The International Center of Photography Merges its Museum and School in One Hip Locale
Famed fashion photographer William Klein once said: “The camera can surprise us. We must help it do so.” Over the summer, the recently departed legend’s handiwork could be seen up close at International Center of Photography, the nearly 50-year-old New York institution dedicated to visual culture that just wrapped a Klein retrospective, as could Gensler’s.
The firm was tasked with combining the ICP School, also by Gensler, and the ICP Museum—two separate spaces in different neighborhoods—into one hub with both downtown edge and 21st-century polish. The team transformed several floors of two interconnected buildings at Essex Crossing, a Lower East Side mixed-use development built in 2018 by SHoP Architects that spans half a city block, into a 40,000-square-foot center housing a café and store on the ground level, galleries and a library on two, and classrooms, labs, darkrooms, and a student lounge above.
ICP has two entrances, one on Ludlow Street, the other on Essex. The latter is the main one, and it features a loftlike stairwell that provides access to both the museum and the school. “The stairwell connects it all together,” Gensler principal and design director Mark Morton says, further noting the visibility of the neighborhood’s historic tenement buildings through a wall of glass as visitors and students make their descent.

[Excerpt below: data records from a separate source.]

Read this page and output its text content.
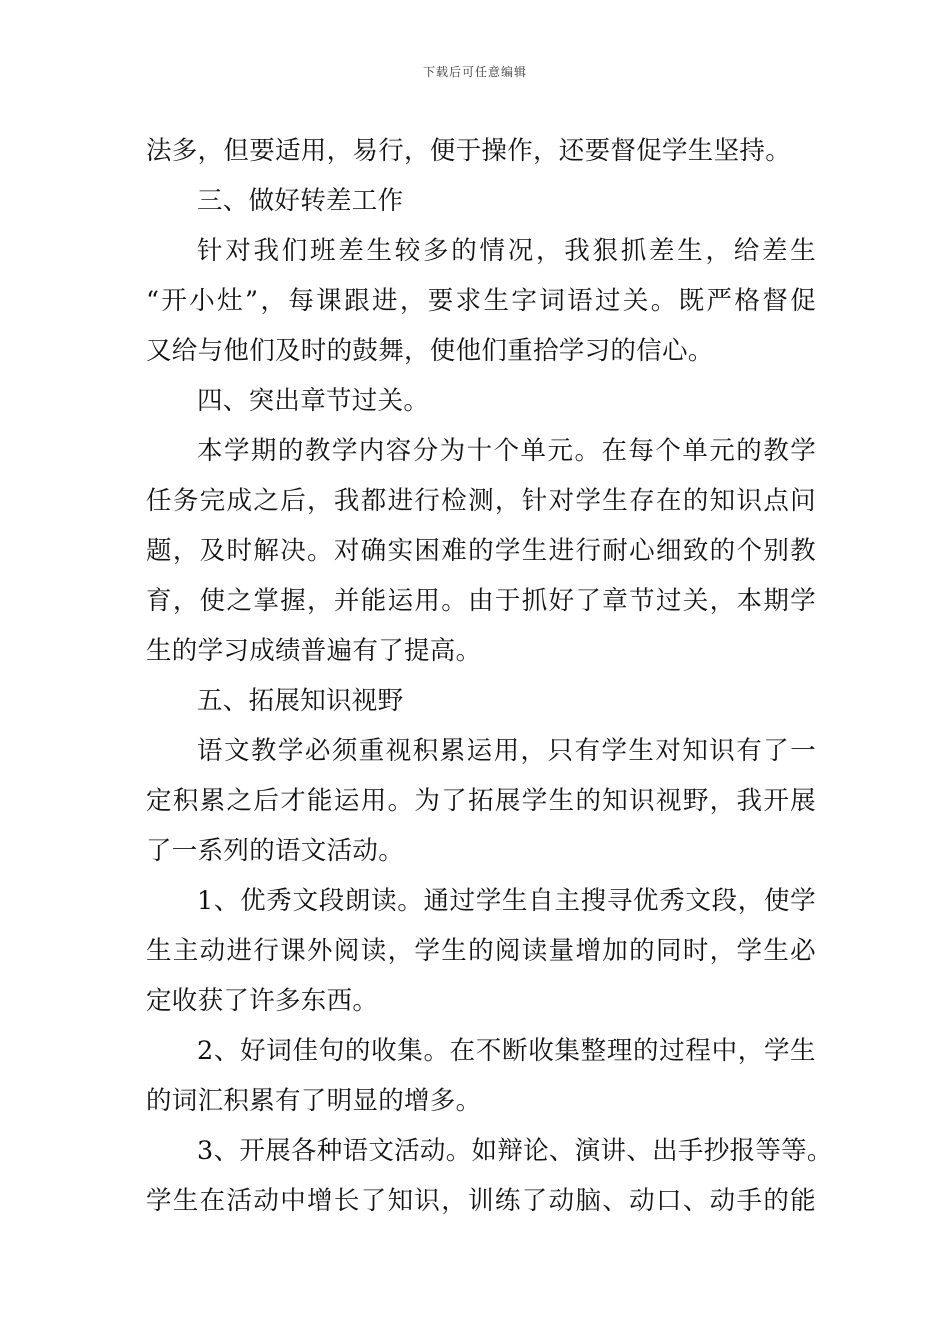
下载后可任意编辑
法多，但要适用，易行，便于操作，还要督促学生坚持。
三、做好转差工作
针对我们班差生较多的情况，我狠抓差生，给差生
“开小灶”，每课跟进，要求生字词语过关。既严格督促
又给与他们及时的鼓舞，使他们重拾学习的信心。
四、突出章节过关。
本学期的教学内容分为十个单元。在每个单元的教学
任务完成之后，我都进行检测，针对学生存在的知识点问
题，及时解决。对确实困难的学生进行耐心细致的个别教
育，使之掌握，并能运用。由于抓好了章节过关，本期学
生的学习成绩普遍有了提高。
五、拓展知识视野
语文教学必须重视积累运用，只有学生对知识有了一
定积累之后才能运用。为了拓展学生的知识视野，我开展
了一系列的语文活动。
1、优秀文段朗读。通过学生自主搜寻优秀文段，使学
生主动进行课外阅读，学生的阅读量增加的同时，学生必
定收获了许多东西。
2、好词佳句的收集。在不断收集整理的过程中，学生
的词汇积累有了明显的增多。
3、开展各种语文活动。如辩论、演讲、出手抄报等等。
学生在活动中增长了知识，训练了动脑、动口、动手的能
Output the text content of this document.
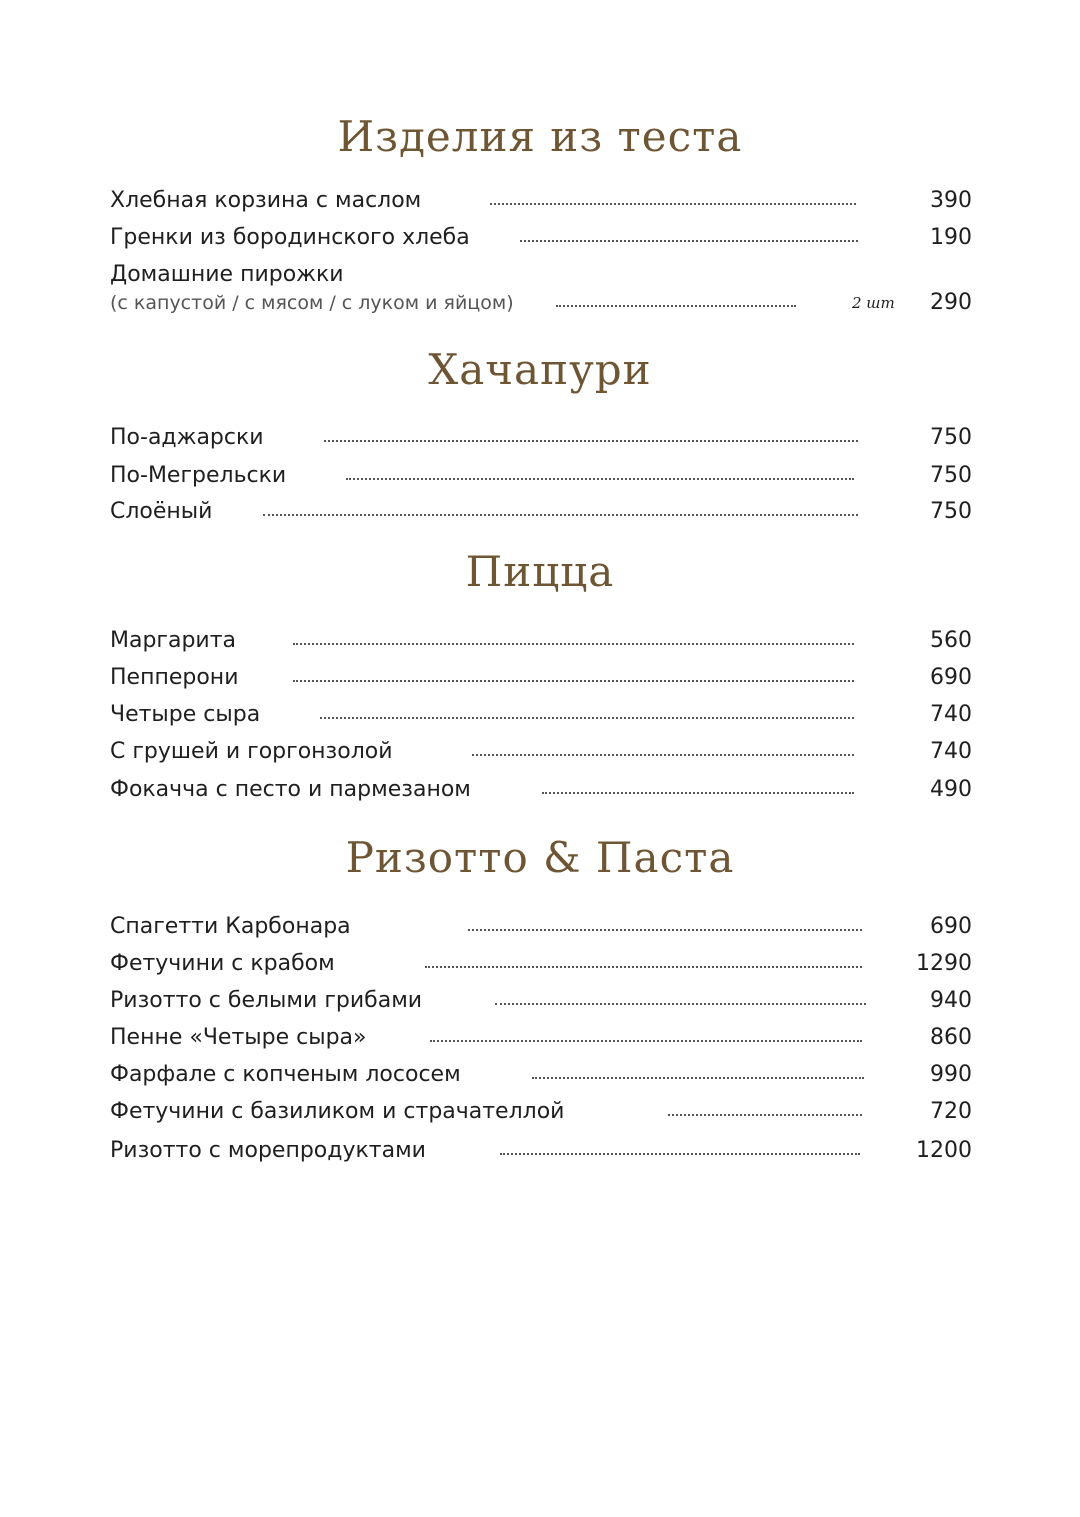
Изделия из теста
Хлебная корзина с маслом	390
Гренки из бородинского хлеба	190
Домашние пирожки
(с капустой / с мясом / с луком и яйцом)	2 шт 290
Хачапури
По-аджарски	750
По-Мегрельски	750
Слоёный	750
Пицца
Маргарита	560
Пепперони	690
Четыре сыра	740
С грушей и горгонзолой	740
Фокачча с песто и пармезаном	490
Ризотто & Паста
Спагетти Карбонара	690
Фетучини с крабом	1290
Ризотто с белыми грибами	940
Пенне «Четыре сыра»	860
Фарфале с копченым лососем	990
Фетучини с базиликом и страчателлой	720
Ризотто с морепродуктами	1200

The two entities also share a cohesive, industrial palette—gray poured concrete floors, white walls, blackened-steel finishes, exposed pipes and columns.
Past the lobby, where paneling of Baltic birch-plywood lends warmth to the urban surrounds, the stair leads up to the second-floor library, itself a work of art—two stories and fitted with extensive built-in stacks and state-of-the-art AV equipment. “A lot of our planning studies centered around making the library an important space for lectures,” Morton adds.
The atrium of the neighboring gallery is double-height, too, and ringed by a catwalk, inviting visitors to get a different perspective. Unlike traditional galleries, Gensler designed ICP’s to be as varied as the exhibitions mounted, from intimate vestibules for vintage photographs to expansive swaths of wall for film projections. “They encourage the staging of a new type of image-making that is very much about our time,” ICP executive director David E. Little explains.
Of course, when it comes to all aspects of photography (and interiors), lighting is paramount. The galleries are illuminated by overhead fixtures tucked behind a veil of expanded galvanized sheet metal. “It’s flexible,” Morton shares, “ICP can turn the lights off above and the whole character changes.” Similarly ever-changing is the Essex facade’s triple-height glass facade. It fills the center with light while, like a camera lens, capturing happenings both within and beyond in its frame.